第186章 除夕夜

  第186章 除夕夜


    這回,李宴是真去了宮中。


    隻出了門,她便恢複了一向的威嚴模樣,她是能帶刀入宮的四品女官,京中一半以下禁軍皆由她調令。


    隻她這副戎裝之下,沒人知曉,她一顆沉甸甸的心,心裏裝的全是她的新婚夫君。


    孱弱難以照料的小世子。


    唉。


    李宴心中默默歎氣。


    她走後沒多久。


    府中,崔廷衍便強撐著下了床。


    金樽和對月一同撐著他的身體,崔廷衍這一日本是什麽也吃不下,隻不想她擔心,這才硬撐著吃了些,現下她方走,他頃刻吐了個昏天黑地。


    將倚書嚇壞,急著要喚大夫。


    崔廷衍伸手,止住她喚聲。


    “莫要驚動夫人帶來的兩個丫鬟,退下吧。”


    “世子爺。”


    “退下。”


    崔廷衍撐著一副病軀,要去書房。


    對月自是樣樣都聽他的,金樽卻氣不過。


    “世子,你這是要做什麽,什麽樣的事那樣急著要你辦,不能等夫人回來了再辦嗎。”


    崔廷衍執意要做的事,沒人攔得住。


    “急。你現下就去城關接應,若有來京的信使,火速帶來見我。”


    金樽當即認真:“世子是說嶺南那邊的信?”


    崔廷衍沉著麵色,微頷首。


    金樽不敢再馬虎:“這就去。隻世子,你可不能忘記夫人說的話,身體重要。”


    崔廷衍揮揮手,將他迅速打發了。


    對月扶著崔廷衍到書房坐下。


    在書房燒了數個火爐。


    金樽有句話說得對。


    若叫夫人知曉,她方走,世子便拖著病軀在案上辦事,必會生氣。


    書房中的炭火越燒越旺。


    照亮了半邊書房,外頭有聲音。


    倚書領了人到書房窗戶邊。


    崔廷澈不想打擾自家世子,隻有些事,他真的拿不定主意。


    倚書不讓他進,他隻能站在這裏回話。


    “二哥哥,府外來了一堆人,都是文人書生打扮,說是,要來府上當門客,望世子爺你收留。”


    宮中。


    今日大年夜,除夕達旦。


    大殿歌舞不斷,太子依舊沒赴宴,入宴前,李宴遇到小太孫,見他眉目不順,聽他言,才知,太子不大好了,問她什麽時候有空,和夫子一道去太子府坐坐,上次的事,他還沒謝她。

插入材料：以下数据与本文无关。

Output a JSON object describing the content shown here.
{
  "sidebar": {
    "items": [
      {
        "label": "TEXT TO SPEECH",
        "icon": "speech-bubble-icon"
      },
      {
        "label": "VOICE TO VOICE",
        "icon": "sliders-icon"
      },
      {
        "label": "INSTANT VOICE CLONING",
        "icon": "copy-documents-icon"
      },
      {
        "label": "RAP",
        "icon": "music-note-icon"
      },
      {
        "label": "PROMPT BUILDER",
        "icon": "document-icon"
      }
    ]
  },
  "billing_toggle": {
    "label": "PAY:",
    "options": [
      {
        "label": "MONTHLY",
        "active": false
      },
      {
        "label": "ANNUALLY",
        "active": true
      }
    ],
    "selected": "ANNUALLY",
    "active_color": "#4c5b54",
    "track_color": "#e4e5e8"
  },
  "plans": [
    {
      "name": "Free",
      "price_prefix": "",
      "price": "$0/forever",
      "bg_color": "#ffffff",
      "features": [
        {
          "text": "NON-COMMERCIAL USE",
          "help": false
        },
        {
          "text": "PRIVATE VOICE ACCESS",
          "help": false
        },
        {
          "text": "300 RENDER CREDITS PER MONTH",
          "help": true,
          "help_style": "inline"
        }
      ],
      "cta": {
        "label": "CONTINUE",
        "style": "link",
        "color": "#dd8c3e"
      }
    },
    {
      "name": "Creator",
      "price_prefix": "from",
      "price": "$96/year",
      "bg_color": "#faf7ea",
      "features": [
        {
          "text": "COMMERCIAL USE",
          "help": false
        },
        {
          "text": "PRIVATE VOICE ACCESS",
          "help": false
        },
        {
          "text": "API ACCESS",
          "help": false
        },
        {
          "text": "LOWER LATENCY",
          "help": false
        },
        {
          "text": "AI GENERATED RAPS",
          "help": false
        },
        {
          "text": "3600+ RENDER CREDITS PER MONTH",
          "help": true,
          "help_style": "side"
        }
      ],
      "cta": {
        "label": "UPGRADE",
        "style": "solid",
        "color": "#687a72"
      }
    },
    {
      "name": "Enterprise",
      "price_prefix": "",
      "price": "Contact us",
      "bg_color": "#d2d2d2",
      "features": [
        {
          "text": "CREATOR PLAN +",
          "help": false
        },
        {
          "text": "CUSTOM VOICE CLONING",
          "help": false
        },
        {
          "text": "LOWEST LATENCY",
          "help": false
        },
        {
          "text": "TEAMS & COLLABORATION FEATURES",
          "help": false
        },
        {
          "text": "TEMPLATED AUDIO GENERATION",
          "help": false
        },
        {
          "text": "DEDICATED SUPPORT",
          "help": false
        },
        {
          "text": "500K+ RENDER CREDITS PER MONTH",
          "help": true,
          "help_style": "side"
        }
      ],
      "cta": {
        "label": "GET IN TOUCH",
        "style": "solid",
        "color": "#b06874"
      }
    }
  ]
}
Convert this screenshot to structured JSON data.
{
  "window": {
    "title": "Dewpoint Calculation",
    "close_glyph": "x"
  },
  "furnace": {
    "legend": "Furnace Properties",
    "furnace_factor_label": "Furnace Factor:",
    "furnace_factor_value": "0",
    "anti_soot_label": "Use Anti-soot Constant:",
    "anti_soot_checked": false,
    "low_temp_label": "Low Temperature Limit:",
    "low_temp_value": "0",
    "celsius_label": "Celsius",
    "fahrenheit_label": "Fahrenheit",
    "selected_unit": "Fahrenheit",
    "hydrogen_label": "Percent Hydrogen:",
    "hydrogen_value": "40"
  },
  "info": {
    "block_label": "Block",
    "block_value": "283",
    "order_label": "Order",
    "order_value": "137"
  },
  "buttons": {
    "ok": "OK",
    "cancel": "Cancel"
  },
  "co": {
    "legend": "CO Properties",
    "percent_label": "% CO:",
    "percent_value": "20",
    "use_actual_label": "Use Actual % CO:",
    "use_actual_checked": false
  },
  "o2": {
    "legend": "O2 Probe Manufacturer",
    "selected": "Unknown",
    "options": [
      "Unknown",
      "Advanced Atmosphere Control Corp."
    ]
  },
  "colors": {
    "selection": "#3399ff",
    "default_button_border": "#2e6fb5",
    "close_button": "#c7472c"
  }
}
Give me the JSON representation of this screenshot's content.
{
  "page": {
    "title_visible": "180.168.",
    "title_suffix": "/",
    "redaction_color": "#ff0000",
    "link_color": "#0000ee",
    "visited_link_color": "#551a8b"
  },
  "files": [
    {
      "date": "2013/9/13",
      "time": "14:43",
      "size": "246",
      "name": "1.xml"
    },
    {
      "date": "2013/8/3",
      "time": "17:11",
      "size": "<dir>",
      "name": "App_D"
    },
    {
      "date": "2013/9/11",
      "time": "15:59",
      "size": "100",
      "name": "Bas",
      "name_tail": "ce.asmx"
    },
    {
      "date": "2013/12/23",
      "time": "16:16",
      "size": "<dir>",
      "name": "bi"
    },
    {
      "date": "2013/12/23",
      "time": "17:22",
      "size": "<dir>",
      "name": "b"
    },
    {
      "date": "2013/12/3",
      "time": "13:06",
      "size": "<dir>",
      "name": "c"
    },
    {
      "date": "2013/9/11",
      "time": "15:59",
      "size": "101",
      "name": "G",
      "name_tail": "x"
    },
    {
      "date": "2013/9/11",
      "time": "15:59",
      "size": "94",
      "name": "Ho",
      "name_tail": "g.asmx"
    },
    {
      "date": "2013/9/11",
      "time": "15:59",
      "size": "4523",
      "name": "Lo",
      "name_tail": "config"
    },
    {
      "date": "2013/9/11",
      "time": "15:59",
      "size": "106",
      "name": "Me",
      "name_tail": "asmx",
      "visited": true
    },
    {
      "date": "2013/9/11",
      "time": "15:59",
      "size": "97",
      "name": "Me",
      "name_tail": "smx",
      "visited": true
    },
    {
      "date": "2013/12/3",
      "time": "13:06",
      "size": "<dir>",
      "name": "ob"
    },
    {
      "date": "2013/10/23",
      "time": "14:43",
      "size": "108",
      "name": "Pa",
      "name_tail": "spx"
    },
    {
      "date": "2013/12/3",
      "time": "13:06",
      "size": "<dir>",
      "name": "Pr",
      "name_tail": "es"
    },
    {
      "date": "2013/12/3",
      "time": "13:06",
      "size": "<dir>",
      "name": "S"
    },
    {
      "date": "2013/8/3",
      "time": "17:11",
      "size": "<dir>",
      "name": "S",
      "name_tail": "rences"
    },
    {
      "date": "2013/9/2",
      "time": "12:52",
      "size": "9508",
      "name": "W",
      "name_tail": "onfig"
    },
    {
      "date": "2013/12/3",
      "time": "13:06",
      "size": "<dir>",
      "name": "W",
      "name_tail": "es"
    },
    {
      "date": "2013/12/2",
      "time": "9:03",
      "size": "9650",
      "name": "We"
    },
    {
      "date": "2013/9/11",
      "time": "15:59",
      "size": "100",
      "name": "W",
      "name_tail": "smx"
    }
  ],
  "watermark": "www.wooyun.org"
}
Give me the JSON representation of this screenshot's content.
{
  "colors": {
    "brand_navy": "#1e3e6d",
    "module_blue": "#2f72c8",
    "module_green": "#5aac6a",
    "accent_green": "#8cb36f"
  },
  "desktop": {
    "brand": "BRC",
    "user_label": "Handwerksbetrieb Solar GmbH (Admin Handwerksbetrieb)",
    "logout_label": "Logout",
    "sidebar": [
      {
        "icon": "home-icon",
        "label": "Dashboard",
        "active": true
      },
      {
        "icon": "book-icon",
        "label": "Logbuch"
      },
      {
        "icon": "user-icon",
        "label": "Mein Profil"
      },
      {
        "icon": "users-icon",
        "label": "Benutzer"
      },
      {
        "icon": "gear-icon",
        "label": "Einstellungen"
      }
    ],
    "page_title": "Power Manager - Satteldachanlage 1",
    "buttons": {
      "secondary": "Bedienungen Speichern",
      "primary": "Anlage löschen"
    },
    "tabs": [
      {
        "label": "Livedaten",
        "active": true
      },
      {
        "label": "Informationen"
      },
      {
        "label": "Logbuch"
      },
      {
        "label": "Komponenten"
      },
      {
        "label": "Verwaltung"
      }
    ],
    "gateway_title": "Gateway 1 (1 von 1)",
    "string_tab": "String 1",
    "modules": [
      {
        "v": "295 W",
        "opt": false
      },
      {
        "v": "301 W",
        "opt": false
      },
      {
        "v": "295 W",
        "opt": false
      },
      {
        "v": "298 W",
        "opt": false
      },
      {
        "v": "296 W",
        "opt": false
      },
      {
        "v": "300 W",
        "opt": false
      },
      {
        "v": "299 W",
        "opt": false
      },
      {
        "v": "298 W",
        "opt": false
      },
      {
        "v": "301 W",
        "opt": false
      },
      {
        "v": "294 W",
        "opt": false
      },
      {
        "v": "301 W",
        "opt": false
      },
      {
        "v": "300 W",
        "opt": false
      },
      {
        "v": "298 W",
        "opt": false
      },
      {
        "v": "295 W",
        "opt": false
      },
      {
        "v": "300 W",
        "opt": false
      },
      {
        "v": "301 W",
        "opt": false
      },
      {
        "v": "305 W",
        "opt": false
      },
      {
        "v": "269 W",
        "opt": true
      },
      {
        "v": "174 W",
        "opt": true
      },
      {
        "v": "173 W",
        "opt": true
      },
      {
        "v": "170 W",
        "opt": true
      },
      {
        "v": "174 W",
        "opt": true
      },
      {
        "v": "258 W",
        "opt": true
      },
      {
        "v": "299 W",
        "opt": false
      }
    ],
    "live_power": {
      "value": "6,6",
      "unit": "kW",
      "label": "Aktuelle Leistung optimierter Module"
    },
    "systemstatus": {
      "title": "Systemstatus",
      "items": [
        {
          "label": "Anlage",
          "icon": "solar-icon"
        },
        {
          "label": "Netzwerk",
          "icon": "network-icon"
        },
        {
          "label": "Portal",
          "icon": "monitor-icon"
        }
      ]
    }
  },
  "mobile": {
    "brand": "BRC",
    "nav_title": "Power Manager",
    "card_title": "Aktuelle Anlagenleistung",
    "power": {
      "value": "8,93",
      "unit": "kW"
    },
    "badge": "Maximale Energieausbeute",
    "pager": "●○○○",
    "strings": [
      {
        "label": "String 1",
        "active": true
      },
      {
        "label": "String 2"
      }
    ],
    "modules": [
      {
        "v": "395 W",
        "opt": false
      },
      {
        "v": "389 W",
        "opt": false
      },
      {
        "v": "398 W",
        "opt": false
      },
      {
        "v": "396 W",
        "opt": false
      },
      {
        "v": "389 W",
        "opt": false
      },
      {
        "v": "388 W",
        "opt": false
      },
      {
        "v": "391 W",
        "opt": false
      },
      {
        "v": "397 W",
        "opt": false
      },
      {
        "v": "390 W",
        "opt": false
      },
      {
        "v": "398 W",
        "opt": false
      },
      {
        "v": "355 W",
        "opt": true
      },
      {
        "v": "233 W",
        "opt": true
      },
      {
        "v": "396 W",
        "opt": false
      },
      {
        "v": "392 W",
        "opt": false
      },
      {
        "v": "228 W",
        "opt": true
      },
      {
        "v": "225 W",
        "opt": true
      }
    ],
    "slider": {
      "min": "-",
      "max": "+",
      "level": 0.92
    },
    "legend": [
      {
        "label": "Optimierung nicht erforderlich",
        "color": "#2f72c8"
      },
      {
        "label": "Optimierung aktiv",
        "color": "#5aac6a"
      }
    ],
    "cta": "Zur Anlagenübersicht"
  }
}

    太子不好,這樣的話,不該由他說,他當是瞞的再厲害點才是,康王壽王皆等著此刻。


    聽及這個消息,李宴對趙修低語。


    “此事莫要傳開,也莫要,對聖上言。”


    趙修頷首應下。


    升了指揮使,李宴便將花詔午從南衙調出,貼身放在身邊辦事。


    花詔午這幾日都不太好,原是五公主重被定下婚事,是皇貴妃娘娘做主,尚與了工部侍郎胡長庸,兩人不日大婚,婚期在即。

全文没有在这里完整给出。